Pre-Existing Condition Exclusions Are Morally Wrong, but as

How Dare They Treat DV Victims and Mothers the Same Way They Treat Women with Depression, Diabetes and Cancer!

It is being reported as different from “normal” pre-existing condition exclusions. It is being reported as being especially wrong. As being worse. A true moral violation, taking things to a new level.

But why?

Here’s the thing. Insurance companies refuse coverage to people with pre-existing conditions (anything from asthma to leukemia) because they know these people will be highly likely to incur greater costs than healthy patients. The entire rationale for excluding them is because they cost more money.

If you have had a C-section once, you are much more likely to end up having another one if you ever give birth again. If you have a history of domestic violence, you might end up with an abusive partner again, and end up needing care.

Yeah, it’s complete bullshit that these people would be refused health care. It’s downright immoral.

But why is it especially immoral to refuse health care to these women — but not to women with osteoporosis or an anxiety disorder or back pain? Or Ehler-Danlos Syndrome or food allergies or heart disease or lung cancer?

How is it any different?

Victims of domestic violence don’t deserve to suffer consequences for something that is not their fault. This is truth. It contributes to the very popular cultural myth that victims are somehow to blame for the abuse they suffer — that they must have done something to provoke it, or that they should have left, etc. All this stuff is highly damaging.

But that doesn’t make it different than telling a woman with lung cancer that she can’t have care because her disease is somehow her fault.
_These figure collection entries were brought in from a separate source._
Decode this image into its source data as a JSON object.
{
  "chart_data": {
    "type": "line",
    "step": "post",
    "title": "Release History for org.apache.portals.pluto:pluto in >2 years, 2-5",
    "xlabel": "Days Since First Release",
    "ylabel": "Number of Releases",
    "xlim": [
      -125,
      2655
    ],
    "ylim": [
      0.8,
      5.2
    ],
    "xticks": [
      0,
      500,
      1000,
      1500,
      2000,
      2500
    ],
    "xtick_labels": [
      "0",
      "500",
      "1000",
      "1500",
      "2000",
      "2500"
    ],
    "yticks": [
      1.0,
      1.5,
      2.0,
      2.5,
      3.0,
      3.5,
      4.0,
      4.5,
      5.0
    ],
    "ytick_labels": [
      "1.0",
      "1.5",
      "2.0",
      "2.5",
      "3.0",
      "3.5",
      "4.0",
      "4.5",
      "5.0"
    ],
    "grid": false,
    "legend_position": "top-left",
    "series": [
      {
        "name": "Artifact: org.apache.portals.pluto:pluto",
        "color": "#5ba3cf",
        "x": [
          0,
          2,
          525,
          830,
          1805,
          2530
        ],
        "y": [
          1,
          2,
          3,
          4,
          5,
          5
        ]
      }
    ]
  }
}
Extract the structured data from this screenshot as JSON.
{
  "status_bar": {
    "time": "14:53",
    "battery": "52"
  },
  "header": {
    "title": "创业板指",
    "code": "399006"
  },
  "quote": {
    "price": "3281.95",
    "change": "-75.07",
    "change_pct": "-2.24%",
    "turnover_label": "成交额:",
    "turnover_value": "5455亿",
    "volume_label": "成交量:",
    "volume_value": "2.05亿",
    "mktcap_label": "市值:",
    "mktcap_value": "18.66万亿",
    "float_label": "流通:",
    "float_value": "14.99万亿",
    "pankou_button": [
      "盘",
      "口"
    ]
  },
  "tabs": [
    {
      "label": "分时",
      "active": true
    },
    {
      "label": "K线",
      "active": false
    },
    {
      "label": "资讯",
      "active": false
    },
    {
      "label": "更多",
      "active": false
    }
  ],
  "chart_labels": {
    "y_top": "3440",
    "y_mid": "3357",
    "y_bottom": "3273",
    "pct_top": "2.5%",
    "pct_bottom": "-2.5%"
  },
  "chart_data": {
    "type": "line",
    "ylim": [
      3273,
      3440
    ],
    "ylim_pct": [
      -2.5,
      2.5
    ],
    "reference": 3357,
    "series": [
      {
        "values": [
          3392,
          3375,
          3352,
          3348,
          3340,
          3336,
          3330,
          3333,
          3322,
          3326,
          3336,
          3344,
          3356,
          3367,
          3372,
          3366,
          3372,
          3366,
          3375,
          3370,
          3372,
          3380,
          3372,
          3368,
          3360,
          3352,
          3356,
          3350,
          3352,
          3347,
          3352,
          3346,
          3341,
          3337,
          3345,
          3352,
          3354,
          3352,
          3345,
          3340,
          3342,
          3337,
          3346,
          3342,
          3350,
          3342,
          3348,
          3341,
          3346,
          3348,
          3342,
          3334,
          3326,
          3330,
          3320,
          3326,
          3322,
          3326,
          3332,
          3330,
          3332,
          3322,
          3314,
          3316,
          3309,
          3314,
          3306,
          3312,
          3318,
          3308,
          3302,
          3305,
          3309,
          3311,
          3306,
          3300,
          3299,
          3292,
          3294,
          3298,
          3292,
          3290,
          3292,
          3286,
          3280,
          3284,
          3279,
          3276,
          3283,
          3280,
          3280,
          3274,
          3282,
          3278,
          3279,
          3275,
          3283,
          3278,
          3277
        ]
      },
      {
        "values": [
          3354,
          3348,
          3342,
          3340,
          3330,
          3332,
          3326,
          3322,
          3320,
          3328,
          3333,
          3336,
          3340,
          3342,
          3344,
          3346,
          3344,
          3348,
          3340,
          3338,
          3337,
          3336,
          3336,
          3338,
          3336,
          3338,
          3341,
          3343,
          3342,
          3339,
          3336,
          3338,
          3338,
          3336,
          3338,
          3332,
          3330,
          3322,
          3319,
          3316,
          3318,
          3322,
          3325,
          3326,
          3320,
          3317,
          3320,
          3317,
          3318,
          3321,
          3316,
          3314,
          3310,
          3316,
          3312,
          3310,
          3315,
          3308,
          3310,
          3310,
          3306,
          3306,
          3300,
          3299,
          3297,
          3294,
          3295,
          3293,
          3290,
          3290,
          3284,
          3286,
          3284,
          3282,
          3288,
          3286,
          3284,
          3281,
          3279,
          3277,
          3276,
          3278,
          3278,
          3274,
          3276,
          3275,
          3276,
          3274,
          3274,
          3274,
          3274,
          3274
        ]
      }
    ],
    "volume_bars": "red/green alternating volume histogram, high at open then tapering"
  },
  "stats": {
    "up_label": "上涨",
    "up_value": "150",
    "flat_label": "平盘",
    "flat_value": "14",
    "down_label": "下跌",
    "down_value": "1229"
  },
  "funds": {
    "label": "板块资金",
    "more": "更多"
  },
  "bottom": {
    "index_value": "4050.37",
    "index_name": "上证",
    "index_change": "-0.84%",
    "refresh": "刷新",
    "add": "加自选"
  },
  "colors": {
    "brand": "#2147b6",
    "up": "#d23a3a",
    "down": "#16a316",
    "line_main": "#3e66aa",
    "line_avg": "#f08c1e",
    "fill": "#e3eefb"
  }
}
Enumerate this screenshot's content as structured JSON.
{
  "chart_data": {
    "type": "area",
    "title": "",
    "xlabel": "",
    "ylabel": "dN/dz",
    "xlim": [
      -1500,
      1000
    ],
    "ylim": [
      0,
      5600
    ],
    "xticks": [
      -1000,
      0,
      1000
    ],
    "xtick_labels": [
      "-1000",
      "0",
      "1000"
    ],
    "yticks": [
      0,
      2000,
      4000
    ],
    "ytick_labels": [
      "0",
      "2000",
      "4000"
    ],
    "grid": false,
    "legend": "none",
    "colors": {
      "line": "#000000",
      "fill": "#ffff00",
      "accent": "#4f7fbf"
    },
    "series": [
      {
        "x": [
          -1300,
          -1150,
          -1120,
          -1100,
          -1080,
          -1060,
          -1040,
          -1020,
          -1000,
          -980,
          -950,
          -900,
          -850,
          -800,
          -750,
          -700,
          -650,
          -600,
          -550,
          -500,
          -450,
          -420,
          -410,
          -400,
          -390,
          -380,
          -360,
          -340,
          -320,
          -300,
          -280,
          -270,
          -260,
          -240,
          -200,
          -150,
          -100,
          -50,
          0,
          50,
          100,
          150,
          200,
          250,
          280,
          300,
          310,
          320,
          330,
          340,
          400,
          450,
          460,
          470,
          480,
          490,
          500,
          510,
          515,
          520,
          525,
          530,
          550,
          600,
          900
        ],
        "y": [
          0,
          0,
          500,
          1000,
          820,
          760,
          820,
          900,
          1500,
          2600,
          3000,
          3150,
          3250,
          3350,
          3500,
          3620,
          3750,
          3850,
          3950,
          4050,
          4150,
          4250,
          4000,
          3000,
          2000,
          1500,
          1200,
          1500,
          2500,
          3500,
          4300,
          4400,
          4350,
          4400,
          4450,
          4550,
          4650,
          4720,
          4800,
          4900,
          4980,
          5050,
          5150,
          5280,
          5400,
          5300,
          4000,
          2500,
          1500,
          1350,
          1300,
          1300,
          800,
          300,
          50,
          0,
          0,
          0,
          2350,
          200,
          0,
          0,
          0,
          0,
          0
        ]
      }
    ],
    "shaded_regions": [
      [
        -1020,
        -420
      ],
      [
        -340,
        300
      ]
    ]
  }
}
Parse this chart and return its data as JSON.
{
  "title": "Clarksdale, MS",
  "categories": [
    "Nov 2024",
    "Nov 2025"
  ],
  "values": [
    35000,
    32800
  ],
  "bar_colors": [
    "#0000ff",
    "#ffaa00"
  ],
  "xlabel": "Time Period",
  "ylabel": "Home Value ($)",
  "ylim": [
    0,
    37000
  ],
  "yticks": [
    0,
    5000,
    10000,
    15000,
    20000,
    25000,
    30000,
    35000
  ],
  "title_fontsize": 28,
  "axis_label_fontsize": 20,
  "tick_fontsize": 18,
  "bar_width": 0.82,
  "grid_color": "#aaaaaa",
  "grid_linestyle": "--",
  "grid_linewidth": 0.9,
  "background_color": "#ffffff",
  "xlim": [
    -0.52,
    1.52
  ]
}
Which contributes to the very popular cultural myth that people with medical conditions are somehow to blame for them — that they must have done something to earn them, that it’s their own fault they ended up that way, and therefore they lose rights to certain things because they are inflicting the costs of their mistakes on the rest of us.

Because if you haven’t done anything wrong, you won’t ever end up sick. If you do end up sick, there must be something you did wrong.

Maybe that woman smoked. And maybe that other woman slapped her boyfriend first. And that woman who was raped wore a short skirt and flirted with the man first. That does not make this violation her fault. This is basic feminist theory. “Blaming the victim.”

Health care is a human right. We all deserve basic health care that respects a person’s dignity and integrity and humanity.

So why are these things different? Especially outrageous?

I can’t identify any reason except one.

Because they apply to healthy women.

It’s understandable why health insurance companies would refuse care to women with arthritis. It makes sense that they would deny care to women with psychiatric disorders.

Because we, as a society, think it is OK to deny quality of life and societal access to people with medical conditions, disabilities and chronic illnesses. We have determined that it makes sense to discriminate against them. We get why these things are done. And they’re done to those people. Over there. Not to me and mine.

But C-sections? Why, one-third of mothers in the US will have a C-section instead of a vaginal birth! That affects me and mine. Therefore, it is especially outrageous — that we would be treated like we treat them.

Oh, but that’s not how you think?

Really?

What justification is there for acting as though these practices are any worse than the practice of denying coverage to women who have lupus?

There isn’t any that isn’t rooted in a deeply ableist bias.

How about we get outraged by the fact that there is any such thing as a pre-existing condition exclusion at all? I can get behind you on that one.